6.4 EV Demand and Competition – Especially in Europe and China
- European price cuts (like the low‑cost Model 3) and Model Y incentives underscore that the fight for EV share is getting more intense, not less. [41]
- News about new Chinese EV launches in Europe, such as Nio’s Firefly brand expanding into Greece and Denmark, adds to the competitive pressure. [42]
If more evidence emerges that Tesla must sacrifice margins to defend volumes, investors may become less tolerant of today’s high multiples – especially if AI timelines slip.
6.5 Options and Positioning
- GuruFocus’s note on profitable December Tesla put trades hints that some traders are actively hedging or taking directional downside bets. [43]
- Elevated options activity can amplify intraday swings around the open, particularly if Tesla gaps sharply in either direction.

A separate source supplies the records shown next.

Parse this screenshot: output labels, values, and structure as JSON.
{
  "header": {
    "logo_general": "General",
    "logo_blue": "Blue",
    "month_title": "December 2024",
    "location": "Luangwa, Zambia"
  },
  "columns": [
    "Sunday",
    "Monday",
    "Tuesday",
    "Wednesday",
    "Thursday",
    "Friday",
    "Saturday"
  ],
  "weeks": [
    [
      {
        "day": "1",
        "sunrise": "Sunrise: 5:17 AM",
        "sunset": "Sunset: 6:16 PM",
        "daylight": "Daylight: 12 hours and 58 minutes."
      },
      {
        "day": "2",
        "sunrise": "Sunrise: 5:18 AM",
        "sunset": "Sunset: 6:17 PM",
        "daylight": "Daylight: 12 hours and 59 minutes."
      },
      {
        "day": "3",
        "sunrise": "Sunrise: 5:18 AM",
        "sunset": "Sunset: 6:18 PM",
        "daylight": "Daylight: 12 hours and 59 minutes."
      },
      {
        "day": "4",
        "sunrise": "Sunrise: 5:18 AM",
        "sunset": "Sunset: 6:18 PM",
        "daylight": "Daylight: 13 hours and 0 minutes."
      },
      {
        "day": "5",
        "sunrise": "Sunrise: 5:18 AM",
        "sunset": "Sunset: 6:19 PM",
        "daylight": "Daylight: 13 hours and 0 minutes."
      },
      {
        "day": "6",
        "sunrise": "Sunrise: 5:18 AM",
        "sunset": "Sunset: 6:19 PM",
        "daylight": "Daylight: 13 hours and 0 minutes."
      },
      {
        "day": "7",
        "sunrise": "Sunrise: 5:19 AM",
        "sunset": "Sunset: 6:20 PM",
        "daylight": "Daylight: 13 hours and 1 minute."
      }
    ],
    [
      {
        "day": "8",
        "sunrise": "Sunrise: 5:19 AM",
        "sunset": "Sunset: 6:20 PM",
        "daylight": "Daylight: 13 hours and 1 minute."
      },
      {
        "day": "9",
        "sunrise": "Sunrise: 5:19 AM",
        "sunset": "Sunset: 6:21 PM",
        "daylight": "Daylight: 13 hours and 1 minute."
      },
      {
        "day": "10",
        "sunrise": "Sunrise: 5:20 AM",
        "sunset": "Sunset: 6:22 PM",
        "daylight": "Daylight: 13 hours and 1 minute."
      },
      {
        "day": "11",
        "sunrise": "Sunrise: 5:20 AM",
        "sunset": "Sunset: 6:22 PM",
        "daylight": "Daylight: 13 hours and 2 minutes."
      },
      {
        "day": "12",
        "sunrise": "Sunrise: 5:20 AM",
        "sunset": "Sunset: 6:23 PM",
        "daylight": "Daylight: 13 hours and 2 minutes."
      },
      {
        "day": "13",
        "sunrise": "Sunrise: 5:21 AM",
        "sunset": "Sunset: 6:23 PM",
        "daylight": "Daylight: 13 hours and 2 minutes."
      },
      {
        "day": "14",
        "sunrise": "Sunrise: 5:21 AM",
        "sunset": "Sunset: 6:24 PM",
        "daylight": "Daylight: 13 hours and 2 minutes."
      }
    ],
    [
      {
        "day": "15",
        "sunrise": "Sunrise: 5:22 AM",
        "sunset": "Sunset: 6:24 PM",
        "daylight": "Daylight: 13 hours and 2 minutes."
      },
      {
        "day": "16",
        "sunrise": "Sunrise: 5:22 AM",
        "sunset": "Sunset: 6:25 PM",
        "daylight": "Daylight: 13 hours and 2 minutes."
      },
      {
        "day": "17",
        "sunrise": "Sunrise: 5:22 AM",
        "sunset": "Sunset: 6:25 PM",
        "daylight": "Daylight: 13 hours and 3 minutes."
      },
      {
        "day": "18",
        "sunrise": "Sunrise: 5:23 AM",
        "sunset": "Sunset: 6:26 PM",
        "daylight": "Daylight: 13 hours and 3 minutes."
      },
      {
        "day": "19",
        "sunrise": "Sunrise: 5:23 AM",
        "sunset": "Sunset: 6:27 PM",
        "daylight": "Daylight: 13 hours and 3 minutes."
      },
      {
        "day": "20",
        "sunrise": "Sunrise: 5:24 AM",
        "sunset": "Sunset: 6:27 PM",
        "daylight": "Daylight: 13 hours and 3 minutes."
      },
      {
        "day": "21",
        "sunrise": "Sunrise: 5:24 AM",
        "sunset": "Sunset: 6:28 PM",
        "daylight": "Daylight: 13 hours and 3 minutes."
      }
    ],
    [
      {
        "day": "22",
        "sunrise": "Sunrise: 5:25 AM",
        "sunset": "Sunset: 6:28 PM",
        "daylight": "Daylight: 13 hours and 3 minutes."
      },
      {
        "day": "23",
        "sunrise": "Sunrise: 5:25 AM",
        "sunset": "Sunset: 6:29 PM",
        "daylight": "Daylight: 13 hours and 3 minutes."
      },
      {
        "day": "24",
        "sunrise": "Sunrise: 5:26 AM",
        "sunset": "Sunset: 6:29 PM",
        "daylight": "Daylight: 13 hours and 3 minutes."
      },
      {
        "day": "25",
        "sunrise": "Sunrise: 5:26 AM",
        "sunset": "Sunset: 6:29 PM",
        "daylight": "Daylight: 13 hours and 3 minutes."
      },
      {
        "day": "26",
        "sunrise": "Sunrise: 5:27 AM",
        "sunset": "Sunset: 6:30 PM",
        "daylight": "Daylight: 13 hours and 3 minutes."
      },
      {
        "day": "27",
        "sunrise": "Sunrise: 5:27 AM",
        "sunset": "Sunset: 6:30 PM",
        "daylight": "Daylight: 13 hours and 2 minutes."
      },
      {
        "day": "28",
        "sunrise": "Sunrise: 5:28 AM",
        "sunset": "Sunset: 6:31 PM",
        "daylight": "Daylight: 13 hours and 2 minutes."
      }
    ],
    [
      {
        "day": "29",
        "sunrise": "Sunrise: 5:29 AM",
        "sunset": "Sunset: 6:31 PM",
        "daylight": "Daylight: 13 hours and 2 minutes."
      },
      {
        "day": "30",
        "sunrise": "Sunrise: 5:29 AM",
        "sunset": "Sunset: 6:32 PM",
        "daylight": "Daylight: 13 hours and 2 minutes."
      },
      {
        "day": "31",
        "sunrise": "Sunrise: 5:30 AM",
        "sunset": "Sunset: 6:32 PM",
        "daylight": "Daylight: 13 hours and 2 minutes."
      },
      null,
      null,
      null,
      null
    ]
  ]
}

7. Risks vs. Opportunities – A Quick Checklist
Key upside drivers into and beyond December 11
- AI & autonomy optionality:
• Deutsche Bank and other bulls see huge long‑term value in robo‑taxis and humanoid robots, with those segments making up a large fraction of their price targets. [44] - Fed tailwind:
• Lower rates and a potential “Santa Rally” environment could keep capital flowing into high‑growth, high‑multiple stories. [45] - Brand and scale:
• Tesla remains one of the most recognizable EV brands in the world, with a vertically integrated model and expanding energy and software businesses. [46]
Key downside risks to keep front‑of‑mind
- Valuation risk:
• Trailing P/E figures around 200–300 and high price‑to‑sales ratios leave little room for execution missteps. [47] - Execution and regulatory risk in autonomy:
• Musk’s aggressive robotaxi timelines attract scrutiny; any delays or safety setbacks could undermine the AI premium the stock currently enjoys. [48] - Margin compression from price cuts and incentives:
• Discounting in Europe and incentives on the Model Y may keep volumes up but weigh on profits – especially if competition intensifies. [49] - Sentiment swings and governance concerns:
• Tesla’s high beta and Musk‑related headlines (including his DOGE stint and political commentary) continue to drive volatility and headline risk. [50]
8. Bottom Line
As of the close and early after‑hours on December 10, 2025, Tesla stock is:
- Riding a post‑Fed, AI‑driven rally.
- Buoyed by Deutsche Bank’s top‑pick call for 2026 and the continuing narrative that it is as much an AI and robotics company as an automaker. [51]
- Simultaneously shadowed by Morgan Stanley’s downgrade, rising concerns over valuation and EV competition, and growing bearish commentary warning that “buying the hype” could be costly. [52]
Heading into the December 11 open, the $450 area, the market’s reaction to the Fed, and any fresh FSD/robotaxi headlines are likely to shape the next move in TSLA.